Posts from for 12/18/2015
A little wit, a little struggle, a lot of Jesus
Failing at Advent
By Tresta on Dec 18, 2015 08:28 am
We tried to observe Advent one year. We had a Jesse Tree, we hung the ornamental pictures each day, and we read the words each night that anticipated Jesus’ coming.
It was beautiful and lovely and sentimental and we made it a week, I think.
Necessity might be the mother of invention, but I am the mother of good intentions. So many of them.
The thing about intentions is they don’t complete. They don’t have a finish. We call them intentions because we intend to show a good start and a willing heart but they fall short, and drag us down with them.

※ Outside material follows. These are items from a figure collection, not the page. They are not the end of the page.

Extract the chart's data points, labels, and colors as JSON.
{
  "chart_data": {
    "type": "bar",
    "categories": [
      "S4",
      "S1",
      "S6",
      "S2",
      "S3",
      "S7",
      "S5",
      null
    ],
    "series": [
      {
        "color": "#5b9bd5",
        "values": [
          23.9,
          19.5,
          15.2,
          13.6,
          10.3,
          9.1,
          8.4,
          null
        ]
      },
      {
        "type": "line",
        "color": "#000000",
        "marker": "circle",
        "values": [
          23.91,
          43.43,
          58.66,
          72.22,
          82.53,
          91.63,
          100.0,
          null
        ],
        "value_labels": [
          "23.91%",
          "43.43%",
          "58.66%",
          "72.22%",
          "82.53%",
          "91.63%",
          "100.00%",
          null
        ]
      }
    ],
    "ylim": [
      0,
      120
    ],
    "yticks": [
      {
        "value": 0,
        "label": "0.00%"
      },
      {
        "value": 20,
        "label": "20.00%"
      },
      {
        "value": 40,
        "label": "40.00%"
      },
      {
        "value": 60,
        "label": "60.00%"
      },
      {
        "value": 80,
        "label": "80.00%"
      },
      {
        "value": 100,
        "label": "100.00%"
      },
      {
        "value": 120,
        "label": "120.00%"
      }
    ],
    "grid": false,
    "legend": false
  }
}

Attempting to add a new routine for 4 weeks of the busiest season of the year has proven to be an utterly ridiculous idea for us. As much as we want to slow down and savor and remember, we are failures at adding any formal Advent celebration.
It makes me sad, but it shows me who I really am, too.
*****
We all know about waiting.
Mankind has been waiting since the Fall, waiting for the song of trumpets and triumph. We always think we hear it in the short bursts that are a reprieve from our folly, what seems like victory; but it’s an imposter’s song and we know this because God still is not walking with us.
That’s what we are tempted to think sometimes, isn’t it?
I don’t really mean it, of course. I just don’t know how to wait for someone who is already here.
We are missing Him everyday, you know.
…they shall call His name Immanuel. Matthew 1:23
We forget that He comes against all our expectations and that He shows up as a ram in the thicket, a brother risen from the dead, the passover lamb, a kinsman redeemer, and a baby.
The world goes on.
Isn’t it a kind of poetry that Christ, whom we wait for, is showing up in all the unexpected ways everyday? Even when all we can say is Lord, come quickly, He is already here and already home and already saving us to the uttermost.
He is not what we expect but He is with us.
*****
I hope Jesus doesn’t begrudge our failed attempts to remember Him.
I don’t think He does.
Sometimes I’ll catch myself breathing shallow and small and realize that my chest feels awfully tight. My lungs need to expand, like a stretch to the sky.
It feels good to breathe deep, but it’s not as though I wasn’t breathing at all before.
That’s what it’s like to wait for Him.
*****
I’ve been reading slowly through Hebrews for the month of December. I had intended (that word, again) to read through the whole Bible this year but I quickly realized what an idiot I was.
The Word of God sings, and if I rush it I get Alvin and the Chipmunks.
I plug along, slowly picking and choosing and sometimes following a plan, but sometimes just reading a Psalm for the sound of it. I am trying not to force it, trying to read for joy and not obligation.
I stopped at Moses in the hall of faith and I’m still sitting in the words that tell me he gave up the royalty of Egypt, all the riches and honor — just as Christ gave up all to join us in our afflictions (Hebrews 11:25).
Moses endured as seeing Him who is invisible (vs. 27). The same Moses whose face was lit by the burning bush and the glory of God – He endured with a vision of the God-always-with-us, but unseen.
But you did see Him, I think to myself.
I want my own burning bushes but these are the terms: tell me what I want to hear, show me You’re with me, and let’s do this now because I’m tired of waiting.
That’s the kind of brat I sometimes am, for real. And this is why my intentions don’t hold out and our Advent ornaments get hidden away in the box marked “Christmas decor”.
I am impatient and uncertain.
Waiting is hard.
It reminds me of what I lack.
I could throw all the Advent stuff out and not face the stab in my heart each year when I remember, again — not that Christ is coming — but that I am a failure of the first rate.
Or the failure can remind me of Christ coming to touch real feet on real soil, precisely because I can’t remember that my own two feet are on holy ground and pretty Advent pictures don’t do the work in our hearts.
Immanuel, here with me because of my failures.
Immanuel, the hope of an invisible God I see.
Immanuel, the promise I have now for Christ-here, Christ-coming, Christ-forever.
It’s a song that gets better each year and that’s precisely how I wait.